As mentioned, this game does not feel designed around a controller whatsoever. The Inn itself is a series of different menus that each need to be swapped to via the shoulder buttons. It’s a shame since most of this could have been designed around two menus at most, with the settings and features being a menu of its own and running the Inn and choosing the doors to exit to the town as one instead of two. With those two being largely the same menu, it’s difficult to tell what menu you are in at any given time. 

From trying to pick options to even attempting to back out of a menu, you’ll often wonder why it's not working only to discover you are in the wrong menu. Hell, there are leftover assets from the Mobile version that wants you to touch the screen, a feature that isn’t present here, despite the Switch screen having the technology to make that work. 

Sword and Fairy Inn 2 shows its whole hand within the first few hours and never really feels like the gameplay shifts enough to warrant your time.

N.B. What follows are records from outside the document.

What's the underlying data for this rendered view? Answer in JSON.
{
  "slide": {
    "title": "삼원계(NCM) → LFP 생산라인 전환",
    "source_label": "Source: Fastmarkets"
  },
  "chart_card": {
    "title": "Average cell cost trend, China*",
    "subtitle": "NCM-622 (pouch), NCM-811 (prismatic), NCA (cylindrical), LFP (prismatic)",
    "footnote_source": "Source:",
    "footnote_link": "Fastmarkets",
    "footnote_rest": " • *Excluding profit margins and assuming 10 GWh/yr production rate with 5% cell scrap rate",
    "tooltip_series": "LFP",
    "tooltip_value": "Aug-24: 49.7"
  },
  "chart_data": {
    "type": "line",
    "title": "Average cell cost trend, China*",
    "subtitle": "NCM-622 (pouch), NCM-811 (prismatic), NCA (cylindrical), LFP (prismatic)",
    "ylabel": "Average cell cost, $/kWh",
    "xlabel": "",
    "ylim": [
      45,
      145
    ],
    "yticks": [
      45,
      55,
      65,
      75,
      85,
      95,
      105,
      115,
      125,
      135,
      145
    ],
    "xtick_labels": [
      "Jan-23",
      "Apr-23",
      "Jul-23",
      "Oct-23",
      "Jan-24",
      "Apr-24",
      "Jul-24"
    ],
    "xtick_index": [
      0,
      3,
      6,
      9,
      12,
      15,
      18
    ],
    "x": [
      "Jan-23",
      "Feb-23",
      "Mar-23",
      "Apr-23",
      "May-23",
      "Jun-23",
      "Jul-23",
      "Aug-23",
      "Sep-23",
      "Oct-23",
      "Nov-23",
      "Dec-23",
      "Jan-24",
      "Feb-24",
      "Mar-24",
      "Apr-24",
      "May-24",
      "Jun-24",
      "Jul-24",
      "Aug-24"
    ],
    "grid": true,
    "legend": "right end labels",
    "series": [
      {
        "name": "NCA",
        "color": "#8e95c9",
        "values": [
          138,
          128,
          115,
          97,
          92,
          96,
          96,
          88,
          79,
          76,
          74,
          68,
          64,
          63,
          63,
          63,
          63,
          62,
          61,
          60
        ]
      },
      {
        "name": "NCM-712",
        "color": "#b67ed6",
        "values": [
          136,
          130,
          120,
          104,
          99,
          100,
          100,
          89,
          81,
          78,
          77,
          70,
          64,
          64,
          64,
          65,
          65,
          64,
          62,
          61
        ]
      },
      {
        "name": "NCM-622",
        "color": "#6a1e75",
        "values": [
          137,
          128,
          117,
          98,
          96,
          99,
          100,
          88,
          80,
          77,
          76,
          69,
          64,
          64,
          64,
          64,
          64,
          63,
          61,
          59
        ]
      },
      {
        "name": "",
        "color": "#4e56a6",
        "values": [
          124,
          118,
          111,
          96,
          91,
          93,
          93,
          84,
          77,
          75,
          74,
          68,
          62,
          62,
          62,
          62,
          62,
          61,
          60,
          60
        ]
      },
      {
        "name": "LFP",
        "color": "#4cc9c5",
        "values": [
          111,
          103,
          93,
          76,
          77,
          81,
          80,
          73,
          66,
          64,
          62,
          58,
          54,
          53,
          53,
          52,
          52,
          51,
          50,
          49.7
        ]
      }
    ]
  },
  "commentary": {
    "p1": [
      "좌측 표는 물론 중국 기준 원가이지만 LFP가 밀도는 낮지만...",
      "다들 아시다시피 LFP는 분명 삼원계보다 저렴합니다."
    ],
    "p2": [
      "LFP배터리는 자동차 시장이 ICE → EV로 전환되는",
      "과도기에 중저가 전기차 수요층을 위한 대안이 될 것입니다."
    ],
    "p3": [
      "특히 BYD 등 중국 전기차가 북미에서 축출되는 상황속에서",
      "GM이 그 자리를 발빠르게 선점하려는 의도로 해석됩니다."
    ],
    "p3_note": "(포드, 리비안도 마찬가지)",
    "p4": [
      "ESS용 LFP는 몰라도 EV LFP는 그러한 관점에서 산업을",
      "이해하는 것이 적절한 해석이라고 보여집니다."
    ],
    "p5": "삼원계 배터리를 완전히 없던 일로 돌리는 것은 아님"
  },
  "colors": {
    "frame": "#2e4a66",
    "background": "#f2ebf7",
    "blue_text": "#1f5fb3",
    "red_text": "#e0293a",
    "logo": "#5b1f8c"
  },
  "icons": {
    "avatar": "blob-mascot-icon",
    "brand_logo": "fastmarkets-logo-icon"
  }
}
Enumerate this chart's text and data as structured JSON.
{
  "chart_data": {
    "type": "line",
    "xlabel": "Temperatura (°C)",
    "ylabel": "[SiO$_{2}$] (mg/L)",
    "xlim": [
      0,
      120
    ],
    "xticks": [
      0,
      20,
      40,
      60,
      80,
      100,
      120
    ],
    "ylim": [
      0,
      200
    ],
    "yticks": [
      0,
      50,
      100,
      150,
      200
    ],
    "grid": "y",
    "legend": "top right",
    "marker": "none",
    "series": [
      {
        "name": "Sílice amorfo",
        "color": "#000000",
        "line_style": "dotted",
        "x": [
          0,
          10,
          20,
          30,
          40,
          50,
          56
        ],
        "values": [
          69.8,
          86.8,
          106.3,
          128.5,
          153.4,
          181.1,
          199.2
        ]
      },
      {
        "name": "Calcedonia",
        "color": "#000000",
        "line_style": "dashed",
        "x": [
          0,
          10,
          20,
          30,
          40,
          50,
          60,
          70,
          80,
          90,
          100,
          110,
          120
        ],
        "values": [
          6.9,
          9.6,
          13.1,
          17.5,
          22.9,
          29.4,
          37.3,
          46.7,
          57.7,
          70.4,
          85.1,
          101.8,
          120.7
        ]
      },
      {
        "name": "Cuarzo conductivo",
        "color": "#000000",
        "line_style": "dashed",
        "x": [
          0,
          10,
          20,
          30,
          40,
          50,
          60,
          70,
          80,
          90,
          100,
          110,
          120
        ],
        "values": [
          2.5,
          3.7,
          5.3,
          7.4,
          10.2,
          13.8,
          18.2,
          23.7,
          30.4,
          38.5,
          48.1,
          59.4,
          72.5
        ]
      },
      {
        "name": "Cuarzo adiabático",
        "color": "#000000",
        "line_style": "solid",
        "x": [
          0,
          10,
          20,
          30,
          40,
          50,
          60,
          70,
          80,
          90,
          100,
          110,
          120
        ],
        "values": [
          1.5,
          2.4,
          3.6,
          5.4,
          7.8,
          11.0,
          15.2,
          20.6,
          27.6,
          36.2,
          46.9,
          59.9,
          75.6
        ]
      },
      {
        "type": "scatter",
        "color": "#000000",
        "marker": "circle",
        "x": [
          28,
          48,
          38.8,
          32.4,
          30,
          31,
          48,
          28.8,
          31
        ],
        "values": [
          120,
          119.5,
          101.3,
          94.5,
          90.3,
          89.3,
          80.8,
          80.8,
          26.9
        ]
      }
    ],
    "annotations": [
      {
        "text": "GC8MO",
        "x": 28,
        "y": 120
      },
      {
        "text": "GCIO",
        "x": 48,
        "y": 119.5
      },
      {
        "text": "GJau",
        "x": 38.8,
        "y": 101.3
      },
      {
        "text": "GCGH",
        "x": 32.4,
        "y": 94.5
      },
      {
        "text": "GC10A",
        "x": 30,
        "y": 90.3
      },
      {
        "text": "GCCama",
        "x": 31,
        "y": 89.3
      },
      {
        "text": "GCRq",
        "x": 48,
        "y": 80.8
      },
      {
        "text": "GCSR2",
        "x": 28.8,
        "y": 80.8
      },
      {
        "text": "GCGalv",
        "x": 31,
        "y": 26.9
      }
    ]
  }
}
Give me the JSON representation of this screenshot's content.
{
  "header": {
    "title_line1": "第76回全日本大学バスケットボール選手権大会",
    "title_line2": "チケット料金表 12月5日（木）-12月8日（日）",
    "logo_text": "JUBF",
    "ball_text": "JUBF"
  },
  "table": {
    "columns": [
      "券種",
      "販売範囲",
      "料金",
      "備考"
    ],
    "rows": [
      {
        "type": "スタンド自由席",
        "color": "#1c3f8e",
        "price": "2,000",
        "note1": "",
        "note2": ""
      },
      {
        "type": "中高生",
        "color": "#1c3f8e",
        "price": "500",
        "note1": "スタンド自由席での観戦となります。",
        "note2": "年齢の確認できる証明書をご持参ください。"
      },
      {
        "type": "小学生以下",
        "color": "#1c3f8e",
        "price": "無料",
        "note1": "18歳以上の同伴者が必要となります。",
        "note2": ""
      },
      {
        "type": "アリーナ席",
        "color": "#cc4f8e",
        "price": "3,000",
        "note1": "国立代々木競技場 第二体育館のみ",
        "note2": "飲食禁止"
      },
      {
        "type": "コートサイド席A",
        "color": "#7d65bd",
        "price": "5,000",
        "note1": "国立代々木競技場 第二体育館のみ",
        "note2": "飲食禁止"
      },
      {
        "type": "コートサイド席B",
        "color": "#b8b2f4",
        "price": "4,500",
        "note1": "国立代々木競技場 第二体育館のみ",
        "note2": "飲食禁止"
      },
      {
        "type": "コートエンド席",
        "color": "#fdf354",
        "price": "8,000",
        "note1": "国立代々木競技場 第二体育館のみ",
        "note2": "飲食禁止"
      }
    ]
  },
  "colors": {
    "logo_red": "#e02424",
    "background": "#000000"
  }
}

It’s great to see your Inn grow and give in to the hustle and bustle, but the journey there is just downright boring. With so many games that scratch the itch of running a restaurant, inn, or cafe, you simply have far better and more capable options, including the fantastic Dave the Diver which is releasing on the Switch later this year, just wait for that instead. 

Developer - SOFTSTAR. Publisher - SOFTSTAR. Released - July 27th, 2023. Available On - Nintendo Switch, PC. (Other Platforms 2024) Rated - (E 10+) - Alcohol Reference, Comic Mischief, Mild Language, Violent References. Platform Reviewed - Nintendo Switch. Review Access - A review code was provided by the PR/publisher for the purpose of this review.